Tout perdure et on accusera tout le monde aussi bien le pouvoir que l’opposition ; le pouvoir qui cafouille pour préserver ses intérêts et l’opposition boycotteuse et non créatrice et passive. Pourtant dans tous les états-majors on ne jure que par le dialogue pour la sortie de crise. C’est déjà un accord en plus du choix du facilitateur Lakhdar Brahimi. Les désaccords c’est sur le cadre, la démarche, le contenu…le pouvoir actuel croit qu’il lui incombe unilatéralement d’organier la sortie de crise alors pour cette crise il en est le principal instigateur et donc disqualifié. Il s’est pressé d’avancer l’argument des  engagements (les fameux 22) alors qu’ils sont caducs et ont approfondi le fossé qui existait.

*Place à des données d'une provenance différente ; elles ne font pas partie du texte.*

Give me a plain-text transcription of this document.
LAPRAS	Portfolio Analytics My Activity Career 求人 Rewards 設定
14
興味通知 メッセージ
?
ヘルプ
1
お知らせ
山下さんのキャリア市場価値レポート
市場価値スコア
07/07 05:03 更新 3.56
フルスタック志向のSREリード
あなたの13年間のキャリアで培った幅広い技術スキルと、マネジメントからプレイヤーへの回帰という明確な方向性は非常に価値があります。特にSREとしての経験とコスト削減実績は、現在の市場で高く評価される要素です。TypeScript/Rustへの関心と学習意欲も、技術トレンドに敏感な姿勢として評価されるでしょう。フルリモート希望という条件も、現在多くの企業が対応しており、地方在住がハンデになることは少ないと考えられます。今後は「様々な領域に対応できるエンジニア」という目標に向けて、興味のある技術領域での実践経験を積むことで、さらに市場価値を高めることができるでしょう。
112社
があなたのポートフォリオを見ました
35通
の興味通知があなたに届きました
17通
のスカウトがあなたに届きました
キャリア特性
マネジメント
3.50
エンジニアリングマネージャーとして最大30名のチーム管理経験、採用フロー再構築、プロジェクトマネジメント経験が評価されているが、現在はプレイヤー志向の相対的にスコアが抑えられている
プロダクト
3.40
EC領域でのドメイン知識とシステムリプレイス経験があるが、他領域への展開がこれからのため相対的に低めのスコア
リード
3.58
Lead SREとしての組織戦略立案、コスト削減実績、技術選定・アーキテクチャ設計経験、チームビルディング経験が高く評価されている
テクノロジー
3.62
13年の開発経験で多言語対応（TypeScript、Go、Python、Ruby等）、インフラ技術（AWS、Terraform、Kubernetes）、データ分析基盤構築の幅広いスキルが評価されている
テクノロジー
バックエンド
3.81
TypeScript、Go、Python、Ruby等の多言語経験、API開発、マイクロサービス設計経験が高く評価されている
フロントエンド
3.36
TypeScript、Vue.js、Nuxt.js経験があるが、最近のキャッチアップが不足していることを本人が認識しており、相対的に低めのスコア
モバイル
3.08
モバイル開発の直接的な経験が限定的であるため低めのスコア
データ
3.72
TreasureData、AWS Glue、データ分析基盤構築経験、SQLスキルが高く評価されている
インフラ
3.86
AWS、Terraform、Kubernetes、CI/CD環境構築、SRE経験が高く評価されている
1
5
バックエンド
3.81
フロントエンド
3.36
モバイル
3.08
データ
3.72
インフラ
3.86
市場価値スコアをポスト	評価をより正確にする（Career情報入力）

Le nouveau boycott du pré-dialogue remet à plus tard la résolution de la crise togolaise. D’ailleurs le pré-dialogue ou le dialogue annoncés ne venaient pas pour résorber la crise mais pour l’enfoncer un peu plus puisque l’on parlait du cadre électoral (législatives en vue) comme une panacée. Les réels problèmes sont encore là.